You could also ask Alexa to place a call to another Echo customer. When I tried it, the Alexa app synchronized with my smartphone’s address book to determine who else was using an Echo. Then just by asking Alexa to call the name of a contact, I could immediately commence a video call.

What was also nice about the Echo Show’s being stationary is that it remained fixed on a flattering angle of my face. (If you’re tired of staring up people’s nostrils on FaceTime calls, you’ll know what I mean.)

There’s another task that the Echo Show handled better than the Echo speaker: shopping on Amazon. By saying, for example, “Alexa, order me some batteries,” you get the screen to show a list of batteries to choose from. By contrast, with the Echo speaker, the device could only reorder batteries you had bought before — or, if you hadn’t ordered batteries before, choose a pack of batteries for you.

For audio, the Echo Show included two small stereo speakers. They sounded loud and clear but lacking in bass. Compared with fancy speakers, the Echo Show sounded average, but it’s adequate for watching YouTube videos in the kitchen or streaming music if you aren’t a nitpicky audiophile.
Bugs and Quirks

The Echo Show is buggy. In my tests with a fellow product reviewer as well as an Amazon spokesman, video calls were inconsistent. While video calls from my apartment looked clear and sounded good, other calls placed from the New York Times building failed to show any video — and, soon after, the calls disconnected. (In both locations, I used a strong Wi-Fi connection.)

There were also some quirks with so-called Skills, which are essentially third-party apps that you can install to expand Alexa’s capabilities. For example, for looking up recipes in the kitchen, I tried a skill by AllRecipes.

But when I told Alexa, “Show me how to make pasta,” the device loaded a list of recipes from AllRecipes.com, and then I had trouble quitting the app. The command “Go home” was supposed to quit the AllRecipes Skill, but it got stuck until I said, “Alexa, quit.”

When I was shopping, the Echo Show displayed a pared-down list of items from Amazon. For example, when I asked Alexa to buy a dog bed, the screen showed only 18 results for dog beds. But searching “dog bed” on Amazon.com brought up hundreds. That’s not to say that more is better, but shopping on the Echo Show will make you wonder if you are missing out on better options.
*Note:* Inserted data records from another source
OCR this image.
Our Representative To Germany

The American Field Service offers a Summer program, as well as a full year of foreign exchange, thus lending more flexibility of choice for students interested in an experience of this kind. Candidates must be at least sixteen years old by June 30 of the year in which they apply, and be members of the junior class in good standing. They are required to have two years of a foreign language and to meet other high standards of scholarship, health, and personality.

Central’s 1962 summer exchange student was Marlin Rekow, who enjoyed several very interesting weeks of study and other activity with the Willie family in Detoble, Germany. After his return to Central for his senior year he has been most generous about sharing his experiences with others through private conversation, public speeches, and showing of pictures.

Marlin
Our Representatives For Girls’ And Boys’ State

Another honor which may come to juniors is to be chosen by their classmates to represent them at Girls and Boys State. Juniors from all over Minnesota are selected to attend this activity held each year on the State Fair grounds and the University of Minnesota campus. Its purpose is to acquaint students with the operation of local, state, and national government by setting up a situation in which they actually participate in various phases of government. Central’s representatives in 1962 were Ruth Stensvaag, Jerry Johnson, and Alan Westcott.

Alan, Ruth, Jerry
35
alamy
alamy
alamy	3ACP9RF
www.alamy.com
What I found most baffling about the Echo Show was that the screen always stayed on. Even when I asked Alexa to turn the screen off, it dimmed the screen and showed the time. While that made it act like a digital clock, the background of the screen was still lit up black, emitting a faint glow in the dark. What’s more, the screen turned back on when the camera detected motion.

In other words, light sleepers will not want an Echo Show on their night stands.
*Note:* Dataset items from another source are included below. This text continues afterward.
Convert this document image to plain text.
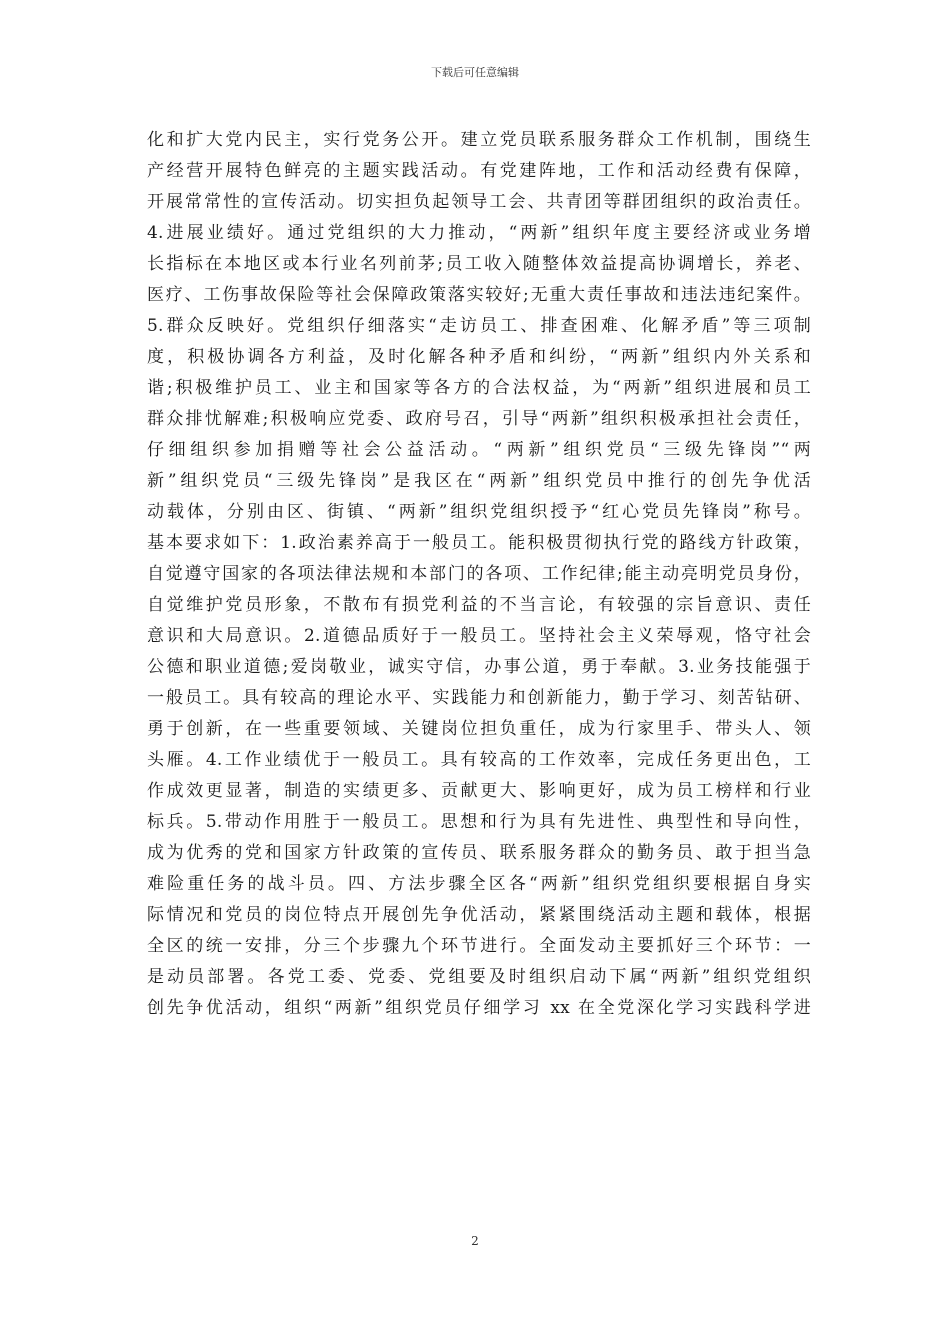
下载后可任意编辑
化和扩大党内民主，实行党务公开。建立党员联系服务群众工作机制，围绕生
产经营开展特色鲜亮的主题实践活动。有党建阵地，工作和活动经费有保障，
开展常常性的宣传活动。切实担负起领导工会、共青团等群团组织的政治责任。
4.进展业绩好。通过党组织的大力推动，“两新”组织年度主要经济或业务增
长指标在本地区或本行业名列前茅;员工收入随整体效益提高协调增长，养老、
医疗、工伤事故保险等社会保障政策落实较好;无重大责任事故和违法违纪案件。
5.群众反映好。党组织仔细落实“走访员工、排查困难、化解矛盾”等三项制
度，积极协调各方利益，及时化解各种矛盾和纠纷，“两新”组织内外关系和
谐;积极维护员工、业主和国家等各方的合法权益，为“两新”组织进展和员工
群众排忧解难;积极响应党委、政府号召，引导“两新”组织积极承担社会责任，
仔细组织参加捐赠等社会公益活动。“两新”组织党员“三级先锋岗”“两
新”组织党员“三级先锋岗”是我区在“两新”组织党员中推行的创先争优活
动载体，分别由区、街镇、“两新”组织党组织授予“红心党员先锋岗”称号。
基本要求如下：1.政治素养高于一般员工。能积极贯彻执行党的路线方针政策，
自觉遵守国家的各项法律法规和本部门的各项、工作纪律;能主动亮明党员身份，
自觉维护党员形象，不散布有损党利益的不当言论，有较强的宗旨意识、责任
意识和大局意识。2.道德品质好于一般员工。坚持社会主义荣辱观，恪守社会
公德和职业道德;爱岗敬业，诚实守信，办事公道，勇于奉献。3.业务技能强于
一般员工。具有较高的理论水平、实践能力和创新能力，勤于学习、刻苦钻研、
勇于创新，在一些重要领域、关键岗位担负重任，成为行家里手、带头人、领
头雁。4.工作业绩优于一般员工。具有较高的工作效率，完成任务更出色，工
作成效更显著，制造的实绩更多、贡献更大、影响更好，成为员工榜样和行业
标兵。5.带动作用胜于一般员工。思想和行为具有先进性、典型性和导向性，
成为优秀的党和国家方针政策的宣传员、联系服务群众的勤务员、敢于担当急
难险重任务的战斗员。四、方法步骤全区各“两新”组织党组织要根据自身实
际情况和党员的岗位特点开展创先争优活动，紧紧围绕活动主题和载体，根据
全区的统一安排，分三个步骤九个环节进行。全面发动主要抓好三个环节：一
是动员部署。各党工委、党委、党组要及时组织启动下属“两新”组织党组织
创先争优活动，组织“两新”组织党员仔细学习 xx 在全党深化学习实践科学进
2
Amazon said that third-party Skills had not yet been finalized for the Echo Show, and that for shopping, the device displayed only the top search results to simplify the interface for customers. The company did not have a clear explanation for my video-calling issues.

But the worst part about the Echo Show is its aesthetic design. Reminiscent of a black doorstop, the Echo Show looks like an uninspired piece of tech that you’d find in a Brookstone store or SkyMall catalog.
So Who Should Buy It?

The Echo Show’s greatest strengths are its stationary applications: getting a quick glance at your calendars while checking the time, for instance, or having a dedicated TV screen in the kitchen for learning recipes. Calendar addicts in the office, people who cook with Alexa and, more broadly, Alexa fans with multiple Echo products deployed throughout the home will love having another Echo, this time with a screen.

But the average person would be wise to wait before buying the Echo Show.

The device is the priciest in the Echo family — $50 more than the Echo speaker and $180 more than the Echo Dot, the miniature version of the speaker. And it remains to be seen what third-party companies do with applications designed for an always-on screen that stays put.

Until then, you could always grab a tablet you already own, put it on a stand and leave it plugged in. The results will most likely be the same.